Prison Service research shows that 10 of the 20 establishments with the highest incidence of suicide are also in the top 20 for turnover of population.
The Prison Reform Trust has warned that 2003 saw the highest levels of prison overcrowding on record. At the end of December 2003, 81 of the 138 prisons in England and Wales were overcrowded, the most overcrowded being Preston, which was holding 667 prisoners in accommodation intended for 356. At the same time, seven prisons were overcrowded beyond the maximum safe level.
At the end of November 2003, 16,500 prisoners were living two to a one-person cell - 22 per cent of the prison population at that time.
A September 2002 report by the Prison Reform Trust and National Advisory Council of Independent Monitoring Boards found that 77 per cent of Independent Monitoring Boards believed that overcrowding was threatening prison safety.
Building new prisons seems to have had little effect: of the thirteen new facilities built in the last ten years, nine were overcrowded by the end of 2003.

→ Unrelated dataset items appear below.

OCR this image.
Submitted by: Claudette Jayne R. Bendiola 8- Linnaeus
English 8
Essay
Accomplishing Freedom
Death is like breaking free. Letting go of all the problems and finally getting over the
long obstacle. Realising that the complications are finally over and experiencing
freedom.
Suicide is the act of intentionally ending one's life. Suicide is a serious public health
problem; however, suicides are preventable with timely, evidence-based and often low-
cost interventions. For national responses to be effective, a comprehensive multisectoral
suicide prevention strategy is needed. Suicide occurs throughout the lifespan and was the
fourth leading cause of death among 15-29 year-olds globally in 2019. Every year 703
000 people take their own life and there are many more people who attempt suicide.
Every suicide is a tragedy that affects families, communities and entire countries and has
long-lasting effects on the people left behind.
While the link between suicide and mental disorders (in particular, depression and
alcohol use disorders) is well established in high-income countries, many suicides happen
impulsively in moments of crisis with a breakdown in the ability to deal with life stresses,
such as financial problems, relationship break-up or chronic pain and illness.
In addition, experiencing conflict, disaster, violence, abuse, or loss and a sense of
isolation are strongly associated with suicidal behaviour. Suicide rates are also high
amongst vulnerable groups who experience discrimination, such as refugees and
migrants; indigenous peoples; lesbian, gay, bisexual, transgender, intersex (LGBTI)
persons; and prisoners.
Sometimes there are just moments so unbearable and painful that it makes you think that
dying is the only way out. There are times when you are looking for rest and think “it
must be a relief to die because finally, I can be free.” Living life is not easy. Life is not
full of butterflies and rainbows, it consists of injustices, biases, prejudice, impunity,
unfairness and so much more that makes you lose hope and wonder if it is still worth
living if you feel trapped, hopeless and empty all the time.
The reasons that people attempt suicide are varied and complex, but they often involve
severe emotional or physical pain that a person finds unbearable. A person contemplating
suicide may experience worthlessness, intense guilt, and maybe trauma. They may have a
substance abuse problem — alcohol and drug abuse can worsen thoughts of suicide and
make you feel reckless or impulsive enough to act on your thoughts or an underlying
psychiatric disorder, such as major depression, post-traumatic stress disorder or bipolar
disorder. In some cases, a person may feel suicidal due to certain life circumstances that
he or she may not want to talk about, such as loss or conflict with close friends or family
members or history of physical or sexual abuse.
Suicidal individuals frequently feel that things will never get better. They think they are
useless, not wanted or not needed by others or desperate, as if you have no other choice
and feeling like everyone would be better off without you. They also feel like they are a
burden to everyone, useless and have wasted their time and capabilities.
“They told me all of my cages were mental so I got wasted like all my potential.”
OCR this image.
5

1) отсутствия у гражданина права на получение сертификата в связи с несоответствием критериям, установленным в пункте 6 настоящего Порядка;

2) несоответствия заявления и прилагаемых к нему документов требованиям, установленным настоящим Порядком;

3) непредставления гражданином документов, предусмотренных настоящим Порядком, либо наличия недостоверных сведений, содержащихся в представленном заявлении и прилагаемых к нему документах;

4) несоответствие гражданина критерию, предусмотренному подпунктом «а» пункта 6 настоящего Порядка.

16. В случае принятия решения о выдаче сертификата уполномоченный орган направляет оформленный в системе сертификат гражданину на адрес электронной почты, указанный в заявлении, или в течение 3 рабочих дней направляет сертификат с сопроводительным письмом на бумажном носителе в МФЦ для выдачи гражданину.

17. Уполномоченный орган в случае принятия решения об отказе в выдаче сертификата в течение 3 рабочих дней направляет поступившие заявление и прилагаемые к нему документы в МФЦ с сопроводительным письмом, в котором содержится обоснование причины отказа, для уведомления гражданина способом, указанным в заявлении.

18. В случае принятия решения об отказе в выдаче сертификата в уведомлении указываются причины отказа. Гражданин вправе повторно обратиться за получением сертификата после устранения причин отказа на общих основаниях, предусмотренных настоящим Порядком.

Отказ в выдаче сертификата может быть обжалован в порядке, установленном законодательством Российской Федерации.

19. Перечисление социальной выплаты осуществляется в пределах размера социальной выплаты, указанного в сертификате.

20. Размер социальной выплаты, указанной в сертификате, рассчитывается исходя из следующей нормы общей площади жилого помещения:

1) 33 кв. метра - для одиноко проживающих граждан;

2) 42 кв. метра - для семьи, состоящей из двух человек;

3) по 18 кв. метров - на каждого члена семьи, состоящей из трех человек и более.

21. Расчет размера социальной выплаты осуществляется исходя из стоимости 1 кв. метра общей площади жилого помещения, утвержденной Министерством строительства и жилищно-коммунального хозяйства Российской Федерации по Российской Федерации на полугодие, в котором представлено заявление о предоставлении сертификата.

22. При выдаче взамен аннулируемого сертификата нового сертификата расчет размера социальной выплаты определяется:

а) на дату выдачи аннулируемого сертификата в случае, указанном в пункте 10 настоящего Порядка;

StatisticsOn 28 November 2003 the prison population in England and Wales stood at 74,182. In the last two years the prison population has increased by nearly 6,000
The UK has the highest imprisonment rate in the European Union at 139 per 100,000, taking over from Portugal, which has an imprisonment rate of 131 per 100,000
In 2000 the capacity of the prison estate was 63,346 and the prison population was 65,194 (103 per cent of capacity); in 2001 the capacity was 63,530 and the population was 66,403 (105 per cent); in 2002 the capacity was 64,046 and the population was 71,112 (111 per cent); and in 2003 the capacity was 66,104 and the population was 73,627 (113 per cent)
By the end of the decade Home Office projections predict a prison population of anything between 91,400 and 109,600
Statistics 1 to 3: (Source: Prison Reform Trust briefing, 2003); Statistic 4: (Source: Home Office)
Quotes
"The conditions in which prisoners have to live in overcrowded cells, cells in which they have to eat together and in which they have to defecate in front of one another are we know deeply inadequate... but where we unnecessarily allow prisoners to languish in doubled up cells nearly all day and every day, the inadequate becomes the unacceptable."
Martin Narey, Commissioner for Correctional Services, Prison Service Conference, February 2003
"The overcrowding crisis in our jails means that some offenders no longer attend appeals because they fear that by the time they return to prison, their cells, will be allocated to another inmate."
Lord Woolf, Lord Chief Justice, speaking at the annual Perrie Lecture Awards, June 6 2003
"Overcrowding threatens all the inspectorates tests of a healthy prison, safety, respect, purposeful activity and respect."